Children of the corn: Am I a Vicky? Or a Malachai?

October 2019

How does a spiritual person decipher when the soul is in a place of deep hurt verse the mind and body being down, and therefore, feel overwhelmingly sad? Is there a spiritual vs. emotional difference?

Is the “dark night of the soul” a true occurrence and biblically sound? Am I in it?


I think I am just depressed.
My mom died.

It is said that a person who experiences a “dark night” generally comes out the other side enlightened and closer to God. My implication being that the night is indeed hard and flames are weakened, but the day will be extra bright afterward.

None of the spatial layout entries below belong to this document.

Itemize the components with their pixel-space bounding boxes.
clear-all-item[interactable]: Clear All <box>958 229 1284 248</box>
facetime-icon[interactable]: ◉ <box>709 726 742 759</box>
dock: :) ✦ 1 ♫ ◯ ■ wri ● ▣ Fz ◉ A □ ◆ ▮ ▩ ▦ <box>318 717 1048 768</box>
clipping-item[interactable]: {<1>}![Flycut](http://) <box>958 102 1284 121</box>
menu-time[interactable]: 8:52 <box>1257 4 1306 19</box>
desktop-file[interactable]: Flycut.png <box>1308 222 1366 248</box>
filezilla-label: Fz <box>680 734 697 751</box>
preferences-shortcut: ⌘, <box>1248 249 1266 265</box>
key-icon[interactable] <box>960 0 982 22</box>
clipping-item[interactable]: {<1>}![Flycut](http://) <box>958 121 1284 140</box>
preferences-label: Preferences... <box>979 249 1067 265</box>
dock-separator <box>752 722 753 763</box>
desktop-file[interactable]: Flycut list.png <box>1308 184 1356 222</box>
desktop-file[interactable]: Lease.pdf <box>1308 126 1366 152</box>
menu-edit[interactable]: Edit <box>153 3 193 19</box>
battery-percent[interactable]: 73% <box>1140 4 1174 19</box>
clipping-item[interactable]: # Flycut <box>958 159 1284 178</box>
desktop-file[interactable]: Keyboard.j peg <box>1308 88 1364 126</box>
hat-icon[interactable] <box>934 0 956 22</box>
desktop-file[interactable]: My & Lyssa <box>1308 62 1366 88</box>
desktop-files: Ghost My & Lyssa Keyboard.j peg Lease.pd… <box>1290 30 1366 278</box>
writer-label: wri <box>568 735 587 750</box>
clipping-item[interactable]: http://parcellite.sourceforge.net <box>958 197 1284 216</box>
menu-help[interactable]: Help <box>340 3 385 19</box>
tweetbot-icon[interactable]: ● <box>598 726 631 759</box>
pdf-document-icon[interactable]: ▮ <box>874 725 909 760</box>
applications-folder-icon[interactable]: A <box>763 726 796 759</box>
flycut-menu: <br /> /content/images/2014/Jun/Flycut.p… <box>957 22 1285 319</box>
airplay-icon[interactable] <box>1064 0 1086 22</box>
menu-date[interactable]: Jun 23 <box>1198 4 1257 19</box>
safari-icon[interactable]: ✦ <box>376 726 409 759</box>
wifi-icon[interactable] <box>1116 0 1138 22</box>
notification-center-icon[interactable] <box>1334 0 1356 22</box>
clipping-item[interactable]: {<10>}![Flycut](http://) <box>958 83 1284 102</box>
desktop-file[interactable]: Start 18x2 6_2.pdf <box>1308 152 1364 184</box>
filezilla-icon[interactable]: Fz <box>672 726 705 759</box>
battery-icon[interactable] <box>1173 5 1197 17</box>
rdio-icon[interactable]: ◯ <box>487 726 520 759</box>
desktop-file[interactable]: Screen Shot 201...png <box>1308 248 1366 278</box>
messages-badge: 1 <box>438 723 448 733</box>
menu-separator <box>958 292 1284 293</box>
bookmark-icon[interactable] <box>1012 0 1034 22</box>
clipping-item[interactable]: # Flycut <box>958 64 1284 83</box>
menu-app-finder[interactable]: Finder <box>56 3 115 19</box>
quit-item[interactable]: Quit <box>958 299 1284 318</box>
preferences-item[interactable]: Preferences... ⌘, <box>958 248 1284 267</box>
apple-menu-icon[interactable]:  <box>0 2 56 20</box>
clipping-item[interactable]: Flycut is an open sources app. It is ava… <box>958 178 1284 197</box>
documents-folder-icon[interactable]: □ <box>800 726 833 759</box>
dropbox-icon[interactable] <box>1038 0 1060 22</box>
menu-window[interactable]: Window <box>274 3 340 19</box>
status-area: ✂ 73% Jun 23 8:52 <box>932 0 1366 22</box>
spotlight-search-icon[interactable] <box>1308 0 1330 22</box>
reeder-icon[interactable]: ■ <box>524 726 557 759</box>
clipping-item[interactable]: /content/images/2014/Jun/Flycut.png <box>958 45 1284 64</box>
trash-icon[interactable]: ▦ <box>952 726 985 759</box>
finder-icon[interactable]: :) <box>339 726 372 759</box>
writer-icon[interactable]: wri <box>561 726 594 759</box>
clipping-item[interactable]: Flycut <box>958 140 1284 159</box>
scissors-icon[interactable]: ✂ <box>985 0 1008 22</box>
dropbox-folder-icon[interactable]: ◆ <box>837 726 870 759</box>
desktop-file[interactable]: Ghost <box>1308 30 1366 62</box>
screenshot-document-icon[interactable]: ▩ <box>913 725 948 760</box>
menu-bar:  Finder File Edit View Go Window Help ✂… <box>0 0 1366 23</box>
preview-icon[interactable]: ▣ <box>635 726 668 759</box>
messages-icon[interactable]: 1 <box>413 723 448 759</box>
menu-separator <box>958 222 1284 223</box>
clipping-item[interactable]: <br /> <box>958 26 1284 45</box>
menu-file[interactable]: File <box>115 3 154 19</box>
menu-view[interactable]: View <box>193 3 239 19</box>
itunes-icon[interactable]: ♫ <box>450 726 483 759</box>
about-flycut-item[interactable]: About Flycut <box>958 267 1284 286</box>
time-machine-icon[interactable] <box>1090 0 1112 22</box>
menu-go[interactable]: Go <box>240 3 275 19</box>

Picture me back in the cornfield. No pathways. It is now dark. My former belief system is in major peril and I am lonely. This is where I sit. Actually sit down. I am tired. And pretty hungry. Do I eventually cry out to the Lord? Or pick myself up and trudge my own way?

Last week I traveled to see my brother out West. Just as the plane took off, there was a bit of turbulence and I found myself praying, “please deliver us safely.” Quickly, as they often do, the plane evened out and the ride was comfortable. I thought to myself, “You’re a real fair-weather fan, aren’t you?”

Stubborn in nature, it is likely I will eventually begin plodding my way toward a tree, or something. For now, I am still sitting and thinking. My husband says I overthink. And he would definitely agree about the stubborn. I can build a pretty sturdy wall.

A tiny part of me worries that I am beginning to build a wall as I sit, just the lower section for now. My heart does not feel hopeful. Might as well get working.

How can anyone tell or  know the difference between a dark night of the soul and depression? Are they the same, but labeled differently based upon the the subjects’ belief system? An unbeliever would likely never refer to a season of emptiness as a dark night, but would a Priest call it such, regardless? Is a dark night of the soul just a made up phrase in an attempt to give hope to aching lost sheep? Is there spiritual warfare in action?

I like things to come out even, to be genuine, to fit on a list. I realize life doesn’t always work that way, but it often can with a controlling nature and a paper planner. I don’t like that apple calendar. I need a pencil. Let me just go ahead and erase the things I don’t like today.

Not knowing is highly uncomfortable. I don’t know about my faith these days. I do know that I have zero desire to attend church, that the things I believed are changing, and that I am trying to just be ok in that mess. I am tired and in no mood to declare my dissertation on truth anytime soon. But I do wish it felt cleaner than scribbled notecards in various scattered folders.

Grief brings levels of shifting emotions. In my experience, you don’t hang out at the Denial floor and then move down to floor Guilt. Picture an elevator operator coming off a bender. Ding. Combine that ride with questioning the truth of Christianity, a base for the past 30 years; the one I built a marriage, career, and motherhood upon, and I am a true DELIGHT to be around.

Dark night, depression?  

Tomayto, Tomahto?

Good grief, should we just call the whole thing off?